HMK’nun 281.maddesinde, tarafların, bilirkişi raporunda eksik gördükleri hususların, bilirkişiye tamamlattırılmasını; belirsizlik gösteren hususlar hakkında ise bilirkişinin açıklama yapmasının sağlanmasını veya yeni bilirkişi atanmasını mahkemeden talep edebilecekleri; mahkeme, bilirkişi raporundaki eksiklik yahut belirsizliğin tamamlanması veya açıklığa kavuşturulmasını sağlamak için, bilirkişiden ek rapor alabileceği; ayrıca gerçeğin ortaya çıkması için gerekli görürse, yeni görevlendireceği bilirkişi aracılığıyla, tekrar inceleme yaptırabileceği açıklanmıştır.
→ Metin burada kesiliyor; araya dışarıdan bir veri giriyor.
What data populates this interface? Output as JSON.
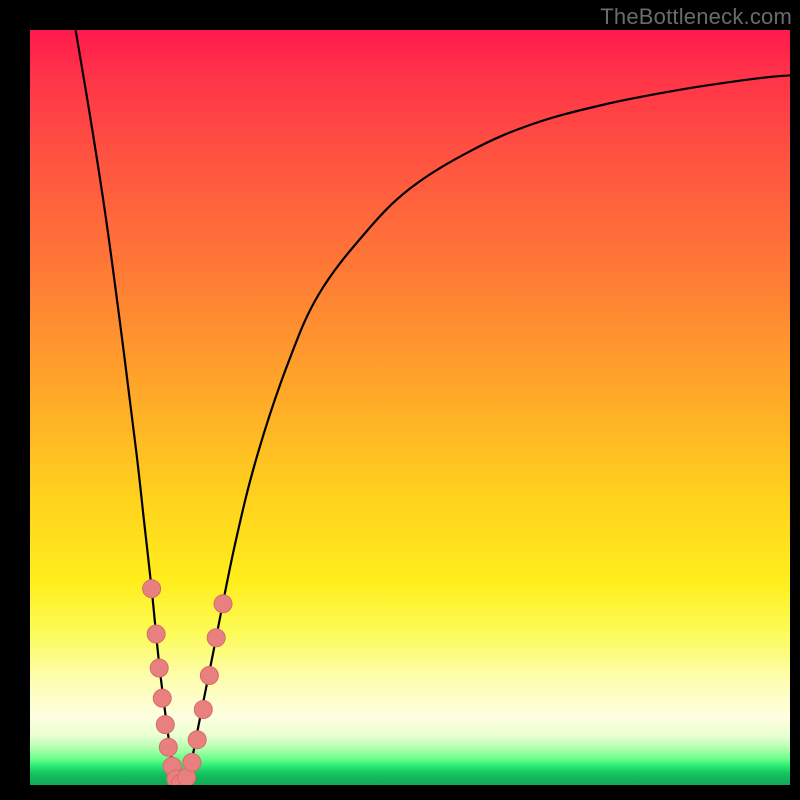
{
  "watermark": "TheBottleneck.com",
  "colors": {
    "frame_bg": "#000000",
    "curve_stroke": "#000000",
    "marker_fill": "#e98080",
    "marker_stroke": "#d86a6a",
    "gradient_top": "#ff1a4d",
    "gradient_bottom": "#12aa56"
  },
  "chart_data": {
    "type": "line",
    "title": "",
    "xlabel": "",
    "ylabel": "",
    "xlim": [
      0,
      100
    ],
    "ylim": [
      0,
      100
    ],
    "grid": false,
    "legend": false,
    "series": [
      {
        "name": "bottleneck-curve",
        "x": [
          6,
          8,
          10,
          12,
          14,
          15,
          16,
          17,
          18,
          18.7,
          19.3,
          20,
          21,
          22,
          24,
          27,
          30,
          34,
          38,
          44,
          50,
          58,
          66,
          75,
          85,
          95,
          100
        ],
        "y": [
          100,
          88,
          75,
          60,
          44,
          35,
          26,
          16,
          8,
          3,
          0.5,
          0,
          2,
          7,
          17,
          32,
          44,
          56,
          65,
          73,
          79,
          84,
          87.5,
          90,
          92,
          93.5,
          94
        ]
      }
    ],
    "markers": [
      {
        "x": 16.0,
        "y": 26.0
      },
      {
        "x": 16.6,
        "y": 20.0
      },
      {
        "x": 17.0,
        "y": 15.5
      },
      {
        "x": 17.4,
        "y": 11.5
      },
      {
        "x": 17.8,
        "y": 8.0
      },
      {
        "x": 18.2,
        "y": 5.0
      },
      {
        "x": 18.7,
        "y": 2.5
      },
      {
        "x": 19.2,
        "y": 0.8
      },
      {
        "x": 19.8,
        "y": 0.2
      },
      {
        "x": 20.6,
        "y": 1.0
      },
      {
        "x": 21.3,
        "y": 3.0
      },
      {
        "x": 22.0,
        "y": 6.0
      },
      {
        "x": 22.8,
        "y": 10.0
      },
      {
        "x": 23.6,
        "y": 14.5
      },
      {
        "x": 24.5,
        "y": 19.5
      },
      {
        "x": 25.4,
        "y": 24.0
      }
    ]
  }
}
Bilirkişi raporu kural olarak hâkimi bağlamaz. Hâkim, raporu serbestçe takdir eder. Hâkim, raporu yeterli görmezse, bilirkişiden ek rapor isteyebileceği gibi gerçeğin ortaya çıkması için önceki bilirkişi veya yeniden seçeceği bilirkişi vasıtasıyla yeniden inceleme de yaptırabilir. Bilirkişi raporları arasındaki çelişki varsa hâkim çelişkiyi gidermeden karar veremez.
Yargılama sırasında alınan 20/10/2014 tarihli ilk bilirkişi raporunda, ağaçların 4 yaşında olduğu, 4 yaşında verim verir durumda olan bir turunçgil ağacının fiyatının 50TL/ağaç olmasına göre toplam zarar miktarının 201.988,00 TL olduğu belirtilmiş, bozma kararına uyularak alınan 23/12/2020 tarihli bilirkişi raporunda ise, dikimi yapılan fidanların isminin doğru olup olmadığının en uygun tespitinin 2014 yılı Ağustos-Eylül aylarında yapılabileceği, 3 yaşında bakım durumu iyi mandarin okitsu wasenin dava tarihi itibariyle bölgede serbest piyasa şartlarında yapılan alım-satım değerleri dikkate alındığında dava konusu taşınmazda ismi doğru çıkmayan toplam 3.222 adet fidandan elde edilmesi muhtemel meyvelerin satışından dolayı uğranılan zarar miktarının 19.332,00 TL olduğu, dava konusu taşınmazlarda mevcut fidanların ilk dikim tarihi olan Aralık 2011 ve dava tarihi olan 08/09/2014 tarihleri baz alındığında her fidan için asgari levazım değerinin yaklaşık 30 TL olduğu, ismi doğru çıkmayan 3.322 adet fidandan dolayı oluşan toplam zarar miktarının 115.992,00 TL olduğu açıklanmıştır. Alınan raporlar birbirleri ile çelişmektedir. Davalı vekili bu rapora itiraz etmiştir. Mahkemece, hükme esas alınan ilk bilirkişi raporuna hangi gerekçe ile üstünlük tanındığı açıklanmaksızın karar verilmiş ise de; raporlar arasındaki çelişki giderilmeden itiraza uğrayan bilirkişi raporuna göre karar verilmiş olması doğru değildir.
Hâl böyle olunca, mahkemece; öncelikle tarafların iddia ve savunmaları doğrultusunda, raporlar arasındaki çelişkiyi giderecek, karşılaştırmalı, tarafların itirazlarını karşılayan, taraf ve Yargıtay denetimine elverişli şekilde, önceki bilirkişiler dışında oluşturulacak uzman bilirkişi kurulundan rapor alınması ve hasıl olacak sonuç dairesinde bir karar verilmesi gerekirken, eksik inceleme ve yanılgılı değerlendirme ile yazılı şekilde karar verilmesi doğru görülmemiş, bozmayı gerektirmiştir.
2-Bozma nedenine göre, davalının diğer temyiz itirazlarının bu aşamada incelenmesine gerek görülmemiştir.
SONUÇ: Yukarıda birinci bentte açıklanan nedenlerle temyiz edilen kararın davalı yararına BOZULMASINA, ikinci bentte açıklanan nedenlerle davalının diğer temyiz itirazlarının bu aşamada incelenmesine şimdilik yer olmadığına, peşin alınan temyiz harcının istek halinde temyiz edene iadesine, 6100 sayılı HMK’nun geçici madde 3 atfıyla 1086 sayılı HUMK’nın 440.maddesi gereğince kararın tebliğinden itibaren 15 günlük süre içerisinde karar düzeltme yolu açık olmak üzere, 15/12/2021 tarihinde oy birliği ile karar verildi.